Un écosystème de plugins vieillissant et hétérogène

La force de Redmine a toujours été sa capacité à être étendu via des plugins. Mais cet écosystème souffre aujourd’hui d’un vrai problème de qualité et de maintenance. Certains plugins essentiels ne sont plus maintenus, d’autres sont incompatibles entre eux ou avec les dernières versions du logiciel. La gestion des dépendances devient rapidement un casse-tête. Sur les centaines de logiciels que nous analysons dans cette catégorie, Redmine est l’un de ceux qui génèrent le plus de tickets de support liés aux conflits de plugins.

Des intégrations natives limitées avec les outils modernes

Les équipes d’aujourd’hui travaillent dans des écosystèmes numériques denses : Slack, Microsoft Teams, GitHub, GitLab, Figma, Google Workspace, Salesforce… Redmine propose des connecteurs pour certains de ces outils, mais souvent via des plugins tiers non officiels, avec des niveaux de fiabilité variables.

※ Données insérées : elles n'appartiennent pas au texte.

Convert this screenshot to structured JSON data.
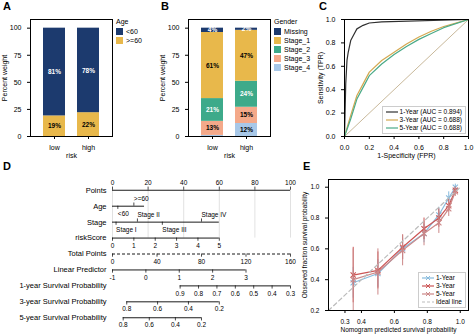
{
  "chart_data": [
    {
      "type": "bar",
      "title": "A",
      "stacked": true,
      "data_labels": true,
      "categories": [
        "low",
        "high"
      ],
      "xlabel": "risk",
      "ylabel": "Percent weight",
      "ylim": [
        0,
        108
      ],
      "yticks": [
        0,
        25,
        50,
        75,
        100
      ],
      "legend": "right",
      "legend_title": "Age",
      "series": [
        {
          "name": ">=60",
          "color": "#E8B84B",
          "values": [
            19,
            22
          ],
          "value_labels": [
            "19%",
            "22%"
          ]
        },
        {
          "name": "<60",
          "color": "#1C3A6E",
          "values": [
            81,
            78
          ],
          "value_labels": [
            "81%",
            "78%"
          ]
        }
      ]
    },
    {
      "type": "bar",
      "title": "B",
      "stacked": true,
      "data_labels": true,
      "categories": [
        "low",
        "high"
      ],
      "xlabel": "risk",
      "ylabel": "Percent weight",
      "ylim": [
        0,
        108
      ],
      "yticks": [
        0,
        25,
        50,
        75,
        100
      ],
      "legend": "right",
      "legend_title": "Gender",
      "series": [
        {
          "name": "Stage_4",
          "color": "#A8C8E8",
          "values": [
            1,
            12
          ],
          "value_labels": [
            null,
            "12%"
          ]
        },
        {
          "name": "Stage_3",
          "color": "#F4A98A",
          "values": [
            13,
            15
          ],
          "value_labels": [
            "13%",
            "15%"
          ]
        },
        {
          "name": "Stage_2",
          "color": "#3DAA8A",
          "values": [
            21,
            24
          ],
          "value_labels": [
            "21%",
            "24%"
          ]
        },
        {
          "name": "Stage_1",
          "color": "#E8B84B",
          "values": [
            61,
            47
          ],
          "value_labels": [
            "61%",
            "47%"
          ]
        },
        {
          "name": "Missing",
          "color": "#1C3A6E",
          "values": [
            4,
            2
          ],
          "value_labels": [
            "4%",
            "2%"
          ]
        }
      ]
    },
    {
      "type": "line",
      "title": "C",
      "xlabel": "1-Specificity (FPR)",
      "ylabel": "Sensitivity (TPR)",
      "xlim": [
        0,
        1
      ],
      "ylim": [
        0,
        1
      ],
      "xticks": [
        {
          "value": 0,
          "label": "0.0"
        },
        0.2,
        0.4,
        0.6,
        0.8,
        {
          "value": 1,
          "label": "1.0"
        }
      ],
      "yticks": [
        {
          "value": 0,
          "label": "0.0"
        },
        0.2,
        0.4,
        0.6,
        0.8,
        {
          "value": 1,
          "label": "1.0"
        }
      ],
      "legend": "lower right",
      "reference_line": {
        "color": "#C8B89A",
        "x": [
          0,
          1
        ],
        "y": [
          0,
          1
        ]
      },
      "series": [
        {
          "name": "1-Year (AUC = 0.894)",
          "color": "#2F2F2F",
          "x": [
            0,
            0.01,
            0.02,
            0.03,
            0.05,
            0.08,
            0.1,
            0.15,
            0.2,
            0.3,
            1.0
          ],
          "y": [
            0,
            0.45,
            0.65,
            0.72,
            0.82,
            0.88,
            0.92,
            0.95,
            0.97,
            0.98,
            1.0
          ]
        },
        {
          "name": "3-Year (AUC = 0.688)",
          "color": "#D4A850",
          "x": [
            0,
            0.05,
            0.1,
            0.15,
            0.2,
            0.3,
            0.4,
            0.5,
            0.6,
            0.7,
            0.8,
            1.0
          ],
          "y": [
            0,
            0.18,
            0.35,
            0.45,
            0.55,
            0.65,
            0.72,
            0.79,
            0.85,
            0.9,
            0.94,
            1.0
          ]
        },
        {
          "name": "5-Year (AUC = 0.688)",
          "color": "#4AAA88",
          "x": [
            0,
            0.05,
            0.1,
            0.15,
            0.2,
            0.3,
            0.4,
            0.5,
            0.6,
            0.7,
            0.8,
            1.0
          ],
          "y": [
            0,
            0.15,
            0.32,
            0.42,
            0.52,
            0.62,
            0.7,
            0.77,
            0.83,
            0.88,
            0.93,
            1.0
          ]
        }
      ]
    },
    {
      "type": "nomogram",
      "title": "D",
      "xlim": [
        0,
        100
      ],
      "rows": [
        {
          "name": "Points",
          "xlim": [
            0,
            100
          ],
          "grid": true,
          "ticks": [
            0,
            20,
            40,
            60,
            80,
            100
          ]
        },
        {
          "name": "Age",
          "xlim": [
            0,
            18
          ],
          "ticks": [
            {
              "value": 3,
              "label": "<60"
            },
            {
              "value": 12,
              "label": ">=60"
            }
          ]
        },
        {
          "name": "Stage",
          "xlim": [
            0,
            60
          ],
          "ticks": [
            {
              "value": 2,
              "label": "Stage I"
            },
            {
              "value": 14,
              "label": "Stage II"
            },
            {
              "value": 28,
              "label": "Stage III"
            },
            {
              "value": 50,
              "label": "Stage IV"
            }
          ]
        },
        {
          "name": "riskScore",
          "xlim": [
            0,
            60
          ],
          "ticks": [
            {
              "value": 0,
              "label": "0"
            },
            {
              "value": 12,
              "label": "1"
            },
            {
              "value": 24,
              "label": "2"
            },
            {
              "value": 36,
              "label": "3"
            },
            {
              "value": 48,
              "label": "4"
            },
            {
              "value": 60,
              "label": "5"
            }
          ]
        },
        {
          "name": "Total Points",
          "xlim": [
            0,
            100
          ],
          "line_style": "dashed",
          "ticks": [
            {
              "value": 0,
              "label": "0"
            },
            {
              "value": 25,
              "label": "40"
            },
            {
              "value": 50,
              "label": "80"
            },
            {
              "value": 75,
              "label": "120"
            },
            {
              "value": 100,
              "label": "160"
            }
          ]
        },
        {
          "name": "Linear Predictor",
          "xlim": [
            0,
            75
          ],
          "ticks": [
            {
              "value": 0,
              "label": "-1"
            },
            {
              "value": 18.75,
              "label": "0"
            },
            {
              "value": 37.5,
              "label": "1"
            },
            {
              "value": 56.25,
              "label": "2"
            },
            {
              "value": 75,
              "label": "3"
            }
          ]
        },
        {
          "name": "1-year Survival Probability",
          "xlim": [
            38,
            100
          ],
          "ticks": [
            {
              "value": 38,
              "label": "0.9"
            },
            {
              "value": 48.333333333333336,
              "label": "0.8"
            },
            {
              "value": 58.666666666666664,
              "label": "0.7"
            },
            {
              "value": 69,
              "label": "0.6"
            },
            {
              "value": 79.33333333333333,
              "label": "0.5"
            },
            {
              "value": 89.66666666666667,
              "label": "0.4"
            },
            {
              "value": 100,
              "label": "0.3"
            }
          ]
        },
        {
          "name": "3-year Survival Probability",
          "xlim": [
            8,
            60
          ],
          "ticks": [
            {
              "value": 8,
              "label": "0.8"
            },
            {
              "value": 25.333333333333332,
              "label": "0.6"
            },
            {
              "value": 42.666666666666664,
              "label": "0.4"
            },
            {
              "value": 60,
              "label": "0.2"
            }
          ]
        },
        {
          "name": "5-year Survival Probability",
          "xlim": [
            6,
            50
          ],
          "ticks": [
            {
              "value": 6,
              "label": "0.8"
            },
            {
              "value": 20.666666666666668,
              "label": "0.6"
            },
            {
              "value": 35.333333333333336,
              "label": "0.4"
            },
            {
              "value": 50,
              "label": "0.2"
            }
          ]
        }
      ]
    },
    {
      "type": "line",
      "title": "E",
      "xlabel": "Nomogram predicted survival probability",
      "ylabel": "Observed fraction survival probability",
      "xlim": [
        0.2,
        1.05
      ],
      "ylim": [
        0.2,
        1.05
      ],
      "xticks": [
        0.3,
        0.4,
        0.6,
        0.8,
        {
          "value": 1,
          "label": "1.0"
        }
      ],
      "yticks": [
        0.2,
        0.4,
        0.6,
        0.8,
        {
          "value": 1,
          "label": "1.0"
        }
      ],
      "legend": "lower right",
      "series": [
        {
          "name": "1-Year",
          "color": "#88BBDD",
          "marker": "x",
          "x": [
            0.35,
            0.5,
            0.65,
            0.78,
            0.87,
            0.93,
            0.97
          ],
          "y": [
            0.38,
            0.44,
            0.6,
            0.7,
            0.82,
            0.93,
            1.0
          ],
          "yerr": [
            0.1,
            0.09,
            0.07,
            0.06,
            0.05,
            0.04,
            0.02
          ]
        },
        {
          "name": "3-Year",
          "color": "#CC5555",
          "marker": "x",
          "x": [
            0.35,
            0.5,
            0.65,
            0.78,
            0.87,
            0.93,
            0.97
          ],
          "y": [
            0.43,
            0.46,
            0.61,
            0.73,
            0.8,
            0.88,
            0.98
          ],
          "yerr": [
            0.18,
            0.12,
            0.08,
            0.07,
            0.06,
            0.04,
            0.02
          ]
        },
        {
          "name": "5-Year",
          "color": "#CC8888",
          "marker": "x",
          "x": [
            0.35,
            0.5,
            0.65,
            0.78,
            0.87,
            0.93,
            0.97
          ],
          "y": [
            0.4,
            0.45,
            0.59,
            0.7,
            0.77,
            0.86,
            0.97
          ],
          "yerr": [
            0.2,
            0.15,
            0.1,
            0.08,
            0.07,
            0.05,
            0.03
          ]
        },
        {
          "name": "Ideal line",
          "color": "#BBBBBB",
          "line_style": "dashed",
          "x": [
            0.2,
            1.0
          ],
          "y": [
            0.2,
            1.0
          ]
        }
      ]
    }
  ]
}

À l’inverse, des solutions comme Jira, Monday.com ou ClickUp proposent des marketplaces d’intégrations natives comprenant plusieurs centaines de connecteurs, ce qui change fondamentalement la productivité des équipes.

Une inadaptation aux nouvelles façons de travailler

Le télétravail, les équipes distribuées, la collaboration en temps réel, les méthodologies agiles modernes (OKR, Shape Up, etc.) — Redmine a été conçu à une époque où ces réalités n’existaient pas sous leur forme actuelle. Certaines fonctionnalités comme les tableaux Kanban ou les vues roadmap ont été ajoutées via des plugins, mais elles restent moins abouties que ce que proposent les solutions natives. Pour des équipes qui travaillent en sprint, en mode produit ou en mode agile étendu, Redmine commence à montrer ses limites structurelles.

Présentation de Redmine et ses principales fonctionnalités

Pour bien comprendre pourquoi certaines alternatives s’imposent, il faut d’abord connaître précisément ce que Redmine propose. C’est une condition sine qua non pour identifier ce que vous allez chercher — ou fuir — dans une solution de remplacement.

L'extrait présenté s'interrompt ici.